Category: Travel and Places

Amble in the Aspens
Looping Veit Springs Trail Yields a San Francisco Peaks Showcase

by Janet Webb Farnsworth

Autumn will soon engulf the San Francisco Peaks with jumbled gray basalt, purple Wheeler thistle and red-leafed creeping barberry spreading under golden aspens.

The Veit Springs Trail follows an old jeep road uphill into the Lamar Haines Memorial Wildlife Area, a small preserve covering 160 acres at 8,600 feet elevation. Elk and mule deer are plentiful in the early morning, and squirrels and birds can be found midday. The route also may be used for mountain bikes and cross-country skiing.

Veit Springs Trail, an easy 1.5-mile walk, makes a great hike for families and showcases the high country's most colorful season.

The road narrows to a well-marked path and heads downhill to a fork at .2 of a mile. The route makes a loop, and I follow the left trail. The mass of lava rock testifies to the San Francisco Peaks' volcanic origins.

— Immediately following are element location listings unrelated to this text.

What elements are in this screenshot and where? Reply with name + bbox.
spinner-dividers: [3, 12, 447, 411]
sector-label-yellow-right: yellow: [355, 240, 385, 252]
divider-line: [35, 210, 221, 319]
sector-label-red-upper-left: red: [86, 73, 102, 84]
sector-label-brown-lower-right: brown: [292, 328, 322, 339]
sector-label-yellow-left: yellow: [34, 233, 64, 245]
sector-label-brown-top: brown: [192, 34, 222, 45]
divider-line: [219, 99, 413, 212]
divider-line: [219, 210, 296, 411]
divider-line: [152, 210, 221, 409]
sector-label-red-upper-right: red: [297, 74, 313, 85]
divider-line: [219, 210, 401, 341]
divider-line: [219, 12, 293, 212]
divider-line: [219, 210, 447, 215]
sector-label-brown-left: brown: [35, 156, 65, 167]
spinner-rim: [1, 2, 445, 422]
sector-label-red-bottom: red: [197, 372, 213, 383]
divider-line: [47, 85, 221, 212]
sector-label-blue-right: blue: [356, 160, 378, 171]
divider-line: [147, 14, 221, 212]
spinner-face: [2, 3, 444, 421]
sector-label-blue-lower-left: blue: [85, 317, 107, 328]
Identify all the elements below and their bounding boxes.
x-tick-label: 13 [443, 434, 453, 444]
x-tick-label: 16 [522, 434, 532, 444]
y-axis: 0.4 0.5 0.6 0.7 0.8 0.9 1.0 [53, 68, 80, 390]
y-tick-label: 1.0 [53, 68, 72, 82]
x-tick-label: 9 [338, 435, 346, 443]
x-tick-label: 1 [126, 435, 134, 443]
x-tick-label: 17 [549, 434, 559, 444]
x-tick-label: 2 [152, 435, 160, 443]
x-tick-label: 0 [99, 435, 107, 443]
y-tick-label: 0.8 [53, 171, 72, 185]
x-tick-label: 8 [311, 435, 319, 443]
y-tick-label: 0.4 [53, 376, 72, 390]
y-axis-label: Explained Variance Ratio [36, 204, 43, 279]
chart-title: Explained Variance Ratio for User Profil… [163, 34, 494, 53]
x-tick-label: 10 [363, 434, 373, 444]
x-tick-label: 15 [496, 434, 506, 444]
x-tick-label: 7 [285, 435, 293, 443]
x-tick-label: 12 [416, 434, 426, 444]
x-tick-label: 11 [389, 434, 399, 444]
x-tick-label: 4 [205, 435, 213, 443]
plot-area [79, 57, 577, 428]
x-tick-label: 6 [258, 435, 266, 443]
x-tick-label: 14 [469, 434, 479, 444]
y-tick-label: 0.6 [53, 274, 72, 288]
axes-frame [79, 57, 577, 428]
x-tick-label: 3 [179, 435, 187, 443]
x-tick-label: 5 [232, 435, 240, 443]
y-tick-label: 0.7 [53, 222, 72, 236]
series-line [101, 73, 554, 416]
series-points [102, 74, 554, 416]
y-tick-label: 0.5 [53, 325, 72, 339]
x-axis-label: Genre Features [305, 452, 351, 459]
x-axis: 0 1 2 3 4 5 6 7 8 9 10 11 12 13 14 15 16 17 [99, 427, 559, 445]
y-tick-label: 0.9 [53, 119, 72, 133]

Following the first frost, trailside ferns will weave a gaudy mat of variegated dark green and gold colors under the Douglas fir and ponderosa pine trees. The trail rambles gently in and out of small arroyos for three-quarters of a mile to where a small spur trail leads left about 100 feet to Ludwig Veit's cabin. The maroon-colored, rusted tin roof is splashed with aspen leaves. Veit homesteaded there in 1892, his one-room cabin surrounded on three sides by enormous lava boulders. For safety, the home has been cut down to 5 feet tall, but peering through the doorway, I see weathered floorboards.

Just beyond the house, an arrow carved into an aspen tree points to Veit's name carved into a large boulder. Two small rock buildings house the springs that once attracted Veit. In spite of all the moisture that falls on the peaks, there are surprisingly few springs. The porous ground allows moisture to sink into underground rivers.

Past the springs, the spur trail leads left along the basalt cliff, where a small seep trickles out of the ground and a cave cuts into the rock. To the left of the cave opening, look for three red handprints, pictographs from early Indians, and high on the rock face to the right, you'll see another pictograph of two human figures, one with horns. Between the figures is a long pole with three dangling zigzags. Archaeologists estimate the figures are more than 1,000 years old, so their meaning remains mysterious.

After backtracking to the main trail, it's a short walk to a plaque commemorating Lamar Haines. The wildlife area is named for Haines, a Flagstaff educator who helped establish an environmental education curriculum. Near the plaque, a clearing is all that remains of the cabin of Randolph and Julia Jenks, who owned the Deerwater Ranch. In 1948, they sold the land to the Arizona Game and Fish Department for just $1.

From this point, the route loops back to the trailhead. Eventually, snow will cover Veit's little cabin amid the boulders, and the enigmatic pictographs will witness the silence of another winter. But for now, I'm content to enjoy a high-country amble.

Directions to the trailhead: From Flagstaff, drive north to Snow Bowl Rd. on US Highway 180. Follow Snow Bowl Rd. 4.5 miles to the Lamar Haines Memorial Wildlife Area, on the right. Parking is available at the gate.